Comme Antoine et moi le regardions, interrogateurs :

— C’est toujours ainsi, reprit-il. Jamais la guérison n’est incomplète.

Il ne se trompait pas. Dès le lendemain, Grâce ne ressentait plus aucun malaise. Je la revis chaque jour, tandis que les hostilités reprenaient. Elles furent bientôt menées à leur terme. Dans l’intervalle, on avait pu construire les appareils de barrage. Pour obvier au défaut d’initiative des Tripèdes, nous prévîmes avec minutie tout ce qui pouvait arriver et nous énumérâmes les mesures qu’il conviendrait de prendre dans chaque cas.

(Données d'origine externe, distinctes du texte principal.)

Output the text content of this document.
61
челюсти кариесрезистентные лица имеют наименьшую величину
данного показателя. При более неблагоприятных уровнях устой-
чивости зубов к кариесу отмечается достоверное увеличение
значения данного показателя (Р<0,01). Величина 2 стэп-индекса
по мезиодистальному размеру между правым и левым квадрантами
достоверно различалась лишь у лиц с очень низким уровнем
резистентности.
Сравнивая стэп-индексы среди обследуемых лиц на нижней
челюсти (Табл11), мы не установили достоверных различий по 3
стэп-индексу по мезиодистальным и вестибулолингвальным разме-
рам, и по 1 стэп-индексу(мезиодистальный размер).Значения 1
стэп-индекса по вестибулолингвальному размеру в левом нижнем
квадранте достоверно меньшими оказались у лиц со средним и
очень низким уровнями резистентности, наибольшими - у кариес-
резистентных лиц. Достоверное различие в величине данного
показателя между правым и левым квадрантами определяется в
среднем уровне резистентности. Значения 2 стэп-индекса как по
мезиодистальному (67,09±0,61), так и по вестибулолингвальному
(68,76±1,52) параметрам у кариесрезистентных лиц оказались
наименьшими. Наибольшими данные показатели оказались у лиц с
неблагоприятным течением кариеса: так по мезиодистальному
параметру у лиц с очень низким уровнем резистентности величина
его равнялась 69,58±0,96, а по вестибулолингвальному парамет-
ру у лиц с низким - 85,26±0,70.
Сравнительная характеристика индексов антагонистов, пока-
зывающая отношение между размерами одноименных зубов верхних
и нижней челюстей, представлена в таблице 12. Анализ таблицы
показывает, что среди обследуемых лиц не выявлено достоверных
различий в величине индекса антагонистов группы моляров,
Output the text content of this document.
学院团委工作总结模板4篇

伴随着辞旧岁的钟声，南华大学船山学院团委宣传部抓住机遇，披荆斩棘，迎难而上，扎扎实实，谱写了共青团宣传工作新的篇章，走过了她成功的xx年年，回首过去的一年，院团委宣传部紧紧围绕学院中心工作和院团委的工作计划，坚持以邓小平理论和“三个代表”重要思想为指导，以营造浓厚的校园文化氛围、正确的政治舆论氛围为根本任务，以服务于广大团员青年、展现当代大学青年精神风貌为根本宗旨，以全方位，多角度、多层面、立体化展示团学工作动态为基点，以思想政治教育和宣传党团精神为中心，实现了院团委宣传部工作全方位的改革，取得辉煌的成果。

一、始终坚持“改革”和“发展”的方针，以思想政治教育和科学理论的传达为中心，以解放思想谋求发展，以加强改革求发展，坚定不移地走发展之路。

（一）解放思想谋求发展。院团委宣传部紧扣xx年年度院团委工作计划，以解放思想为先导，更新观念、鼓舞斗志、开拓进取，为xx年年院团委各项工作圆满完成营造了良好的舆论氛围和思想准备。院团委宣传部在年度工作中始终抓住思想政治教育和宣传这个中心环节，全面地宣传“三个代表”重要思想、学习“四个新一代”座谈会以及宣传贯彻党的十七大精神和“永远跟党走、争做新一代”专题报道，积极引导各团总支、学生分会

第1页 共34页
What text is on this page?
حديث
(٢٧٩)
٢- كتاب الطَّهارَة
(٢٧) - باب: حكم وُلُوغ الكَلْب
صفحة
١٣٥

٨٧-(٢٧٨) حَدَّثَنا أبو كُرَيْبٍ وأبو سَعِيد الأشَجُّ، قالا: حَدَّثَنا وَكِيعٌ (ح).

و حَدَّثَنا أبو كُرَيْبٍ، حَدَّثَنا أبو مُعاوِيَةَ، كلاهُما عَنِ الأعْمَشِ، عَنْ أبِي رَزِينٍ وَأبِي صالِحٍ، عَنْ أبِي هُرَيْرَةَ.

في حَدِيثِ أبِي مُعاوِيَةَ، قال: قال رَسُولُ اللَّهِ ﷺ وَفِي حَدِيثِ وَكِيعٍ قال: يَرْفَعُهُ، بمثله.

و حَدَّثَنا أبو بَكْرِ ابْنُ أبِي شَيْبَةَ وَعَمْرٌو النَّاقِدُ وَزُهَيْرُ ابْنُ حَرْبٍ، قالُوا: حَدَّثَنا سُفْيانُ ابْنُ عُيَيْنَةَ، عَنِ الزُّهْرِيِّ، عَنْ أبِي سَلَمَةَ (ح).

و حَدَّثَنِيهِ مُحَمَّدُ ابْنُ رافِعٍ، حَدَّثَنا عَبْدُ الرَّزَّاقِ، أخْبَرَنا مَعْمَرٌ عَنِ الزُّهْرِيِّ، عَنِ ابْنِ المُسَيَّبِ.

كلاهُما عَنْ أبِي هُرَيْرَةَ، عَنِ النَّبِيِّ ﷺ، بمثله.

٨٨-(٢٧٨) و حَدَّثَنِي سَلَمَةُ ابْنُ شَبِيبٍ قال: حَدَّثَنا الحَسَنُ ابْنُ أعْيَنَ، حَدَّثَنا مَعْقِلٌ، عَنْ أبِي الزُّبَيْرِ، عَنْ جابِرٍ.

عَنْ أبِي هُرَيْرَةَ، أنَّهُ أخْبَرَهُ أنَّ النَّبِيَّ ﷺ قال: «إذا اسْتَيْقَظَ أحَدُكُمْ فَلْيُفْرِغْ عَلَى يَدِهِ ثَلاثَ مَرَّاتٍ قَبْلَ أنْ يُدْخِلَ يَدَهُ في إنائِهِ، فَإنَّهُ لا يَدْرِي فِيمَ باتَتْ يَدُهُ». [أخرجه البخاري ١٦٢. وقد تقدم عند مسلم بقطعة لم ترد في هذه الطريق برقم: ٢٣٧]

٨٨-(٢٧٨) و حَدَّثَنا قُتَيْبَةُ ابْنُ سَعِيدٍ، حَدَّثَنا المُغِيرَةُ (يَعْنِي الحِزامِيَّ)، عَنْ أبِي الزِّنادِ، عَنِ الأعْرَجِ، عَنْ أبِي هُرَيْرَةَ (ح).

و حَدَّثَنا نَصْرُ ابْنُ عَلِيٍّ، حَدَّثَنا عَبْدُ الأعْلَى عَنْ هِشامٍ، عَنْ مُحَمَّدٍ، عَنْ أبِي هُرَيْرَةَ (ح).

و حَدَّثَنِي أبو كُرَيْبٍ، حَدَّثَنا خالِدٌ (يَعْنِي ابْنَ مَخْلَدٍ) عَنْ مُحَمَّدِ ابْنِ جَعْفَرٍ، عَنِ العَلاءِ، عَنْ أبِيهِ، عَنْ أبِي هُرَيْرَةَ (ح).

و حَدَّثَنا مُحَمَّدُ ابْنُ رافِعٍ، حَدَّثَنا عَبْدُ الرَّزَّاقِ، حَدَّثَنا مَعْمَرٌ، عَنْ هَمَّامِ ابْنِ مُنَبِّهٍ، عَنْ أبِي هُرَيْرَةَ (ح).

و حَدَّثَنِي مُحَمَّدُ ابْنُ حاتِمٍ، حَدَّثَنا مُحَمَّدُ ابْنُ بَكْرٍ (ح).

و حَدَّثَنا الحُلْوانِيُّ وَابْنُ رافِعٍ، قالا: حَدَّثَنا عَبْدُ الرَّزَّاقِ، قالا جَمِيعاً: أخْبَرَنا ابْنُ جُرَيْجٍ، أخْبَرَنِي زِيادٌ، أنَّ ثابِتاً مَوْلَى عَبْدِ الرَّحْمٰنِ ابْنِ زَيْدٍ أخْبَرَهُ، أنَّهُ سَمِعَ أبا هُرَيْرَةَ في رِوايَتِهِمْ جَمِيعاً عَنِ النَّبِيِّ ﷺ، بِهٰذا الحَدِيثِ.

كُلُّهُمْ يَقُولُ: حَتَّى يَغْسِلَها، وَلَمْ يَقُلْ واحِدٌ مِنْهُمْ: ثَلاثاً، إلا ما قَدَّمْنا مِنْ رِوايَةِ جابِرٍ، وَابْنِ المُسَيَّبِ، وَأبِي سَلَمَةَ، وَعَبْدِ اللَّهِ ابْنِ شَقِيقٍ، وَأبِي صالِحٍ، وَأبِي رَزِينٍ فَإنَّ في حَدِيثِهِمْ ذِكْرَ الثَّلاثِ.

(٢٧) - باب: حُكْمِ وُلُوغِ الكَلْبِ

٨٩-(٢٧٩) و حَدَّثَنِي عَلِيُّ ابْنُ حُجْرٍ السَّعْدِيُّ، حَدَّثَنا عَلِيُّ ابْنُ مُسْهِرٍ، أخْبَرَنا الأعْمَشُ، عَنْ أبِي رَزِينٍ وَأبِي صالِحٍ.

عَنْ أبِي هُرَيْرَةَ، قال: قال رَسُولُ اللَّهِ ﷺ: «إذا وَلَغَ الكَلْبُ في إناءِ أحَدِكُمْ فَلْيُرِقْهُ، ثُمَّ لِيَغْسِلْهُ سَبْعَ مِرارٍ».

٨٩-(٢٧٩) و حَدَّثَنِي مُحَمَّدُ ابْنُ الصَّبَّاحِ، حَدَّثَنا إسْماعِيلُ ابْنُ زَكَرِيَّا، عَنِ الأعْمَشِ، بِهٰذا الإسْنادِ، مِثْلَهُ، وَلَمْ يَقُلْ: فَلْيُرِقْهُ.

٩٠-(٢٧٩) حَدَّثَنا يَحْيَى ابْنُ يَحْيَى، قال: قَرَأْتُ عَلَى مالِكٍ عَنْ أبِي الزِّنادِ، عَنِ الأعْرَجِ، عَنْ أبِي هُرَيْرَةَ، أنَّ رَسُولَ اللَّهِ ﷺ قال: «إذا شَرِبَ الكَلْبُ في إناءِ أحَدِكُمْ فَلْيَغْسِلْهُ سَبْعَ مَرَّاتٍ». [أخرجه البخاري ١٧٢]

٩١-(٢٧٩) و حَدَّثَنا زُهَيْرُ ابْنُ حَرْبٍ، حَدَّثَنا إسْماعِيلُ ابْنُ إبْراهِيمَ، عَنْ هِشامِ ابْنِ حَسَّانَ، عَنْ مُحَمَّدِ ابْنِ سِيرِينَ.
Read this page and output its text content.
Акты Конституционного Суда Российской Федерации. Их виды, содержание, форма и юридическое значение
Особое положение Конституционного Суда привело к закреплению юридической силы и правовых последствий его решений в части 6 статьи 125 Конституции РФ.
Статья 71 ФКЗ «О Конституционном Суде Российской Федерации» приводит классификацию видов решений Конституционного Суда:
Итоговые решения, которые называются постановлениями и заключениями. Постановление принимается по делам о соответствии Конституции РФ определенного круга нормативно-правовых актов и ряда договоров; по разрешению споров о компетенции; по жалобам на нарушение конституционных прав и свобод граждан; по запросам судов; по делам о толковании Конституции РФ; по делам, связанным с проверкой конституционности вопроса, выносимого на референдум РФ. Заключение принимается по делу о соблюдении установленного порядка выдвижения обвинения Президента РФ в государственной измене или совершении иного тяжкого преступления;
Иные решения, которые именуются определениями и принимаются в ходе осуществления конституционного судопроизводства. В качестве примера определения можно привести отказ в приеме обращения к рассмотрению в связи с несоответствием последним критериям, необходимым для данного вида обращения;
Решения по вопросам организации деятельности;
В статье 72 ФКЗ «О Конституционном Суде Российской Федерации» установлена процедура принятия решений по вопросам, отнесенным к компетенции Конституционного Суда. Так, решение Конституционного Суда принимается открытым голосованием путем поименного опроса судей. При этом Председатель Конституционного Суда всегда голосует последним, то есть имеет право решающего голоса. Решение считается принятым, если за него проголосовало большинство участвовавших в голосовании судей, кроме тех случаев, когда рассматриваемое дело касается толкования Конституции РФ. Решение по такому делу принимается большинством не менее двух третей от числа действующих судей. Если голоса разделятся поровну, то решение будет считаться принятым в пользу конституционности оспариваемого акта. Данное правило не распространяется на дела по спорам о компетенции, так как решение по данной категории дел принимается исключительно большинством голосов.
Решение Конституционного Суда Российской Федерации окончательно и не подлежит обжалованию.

Ils connaissaient maintenant à fond la fabrication des radiateurs et, comme je l’ai dit, leur habileté, leur promptitude, leur exactitude dépassaient de loin les nôtres : ils se proposaient de construire assez d’appareils pour défendre toutes leurs frontières :

— Nous apprendrons à nos voisins ce que vous nous avez appris, dit le Chef Implicite, le jour où il se disposait à ramener le gros de l’armée vers les cavernes natales. Ils l’apprendront à d’autres. De proche en proche, votre science mettra notre espèce à l’abri des invasions… Les Envoyés de la Terre auront sauvé leurs humbles frères de Mars !

  1. L’étude minutieuse des Zoomorphes et l’exposé complet des hypothèses sur leur organisation seront publiés ultérieurement par nos soins. N. D. E.